Vladimir Pavlovich Andriejczenko (Belarusian: Уладзімір Паўлавіч Андрэйчанка; Russian: Владимир Павлович Андрейченко; born 2 January 1949) is a Belarusian agronomist and politician who was Chair of the House of Representatives from October 2008 to March 2024.

== Early life ==
Andreichenko was born on 2 January 1949 in the village of Marjanova, which was part of the Lyozna district in the Byelorussian SSR when he was born. In 1968 he graduated from the Luzhesno (Vitebsk district) Technical School of Sovkhoz. In 1968, he briefly worked as an agronomist of the collective farm "Victory of Socialism", before serving in the Soviet Army for two years.

== Political career ==
In 1972 he first entered politics, becoming an instructor and head of the organizational department of the Lyozna district committee of the Komsomol, and was also an instructor of the Lyozna district committee of the Communist Party of Belarus.

From October 2008 to March 2024 he was Chair of the House of Representatives, when he was replaced by Igor Sergeenko. He was previously Chairman of the Vitebsk Executive Committee from November 1994 until his election. During his time as chair, the Russian invasion of Ukraine started, and he subsequently criticized organizations that blocked Belarus, saying it was a "fictitious pretext" of supporting the war against Ukraine. He has also accused NATO's expansion, revolutions he stated were stirred by the west, and revisionism of World War II as helping start World War III. In 2019, he attended the 18th Summit of the Non-Aligned Movement.
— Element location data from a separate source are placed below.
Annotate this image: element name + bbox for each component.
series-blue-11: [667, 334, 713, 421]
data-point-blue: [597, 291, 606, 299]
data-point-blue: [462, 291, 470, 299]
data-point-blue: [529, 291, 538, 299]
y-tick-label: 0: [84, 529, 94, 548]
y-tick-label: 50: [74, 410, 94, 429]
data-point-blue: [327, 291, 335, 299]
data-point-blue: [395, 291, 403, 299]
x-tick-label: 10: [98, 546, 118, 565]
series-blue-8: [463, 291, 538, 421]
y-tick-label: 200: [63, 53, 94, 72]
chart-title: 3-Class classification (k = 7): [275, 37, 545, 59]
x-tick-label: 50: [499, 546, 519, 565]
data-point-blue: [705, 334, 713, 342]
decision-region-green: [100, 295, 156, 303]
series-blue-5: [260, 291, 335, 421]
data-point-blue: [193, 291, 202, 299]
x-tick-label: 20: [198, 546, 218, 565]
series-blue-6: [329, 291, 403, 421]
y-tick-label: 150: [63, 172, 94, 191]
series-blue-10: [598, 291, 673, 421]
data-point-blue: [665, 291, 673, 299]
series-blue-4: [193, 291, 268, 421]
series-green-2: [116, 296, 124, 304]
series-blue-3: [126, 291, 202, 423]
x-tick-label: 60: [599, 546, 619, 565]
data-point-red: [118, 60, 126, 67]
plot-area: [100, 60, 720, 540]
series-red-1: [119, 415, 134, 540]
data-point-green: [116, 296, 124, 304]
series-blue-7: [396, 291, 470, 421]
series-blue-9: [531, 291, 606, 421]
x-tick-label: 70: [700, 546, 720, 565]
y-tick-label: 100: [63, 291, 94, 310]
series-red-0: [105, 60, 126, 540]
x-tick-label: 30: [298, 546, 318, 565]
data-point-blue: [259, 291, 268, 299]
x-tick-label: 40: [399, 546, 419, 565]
He stated that after his retirement as chairman, he wanted to move back to Vitsebsk.

== Personal life ==
He owns a house in the village of Drazdy located near Minsk, which is where the majority of Alexander Lukashenko's associates live. His son, Vladislav, was General Director of the mobile operator company MTC. In 2024 he became director of the state-owned Minskintercaps.

== Sanctions ==
In December 2022, Andreichenko was added to the Canadian sanctions list.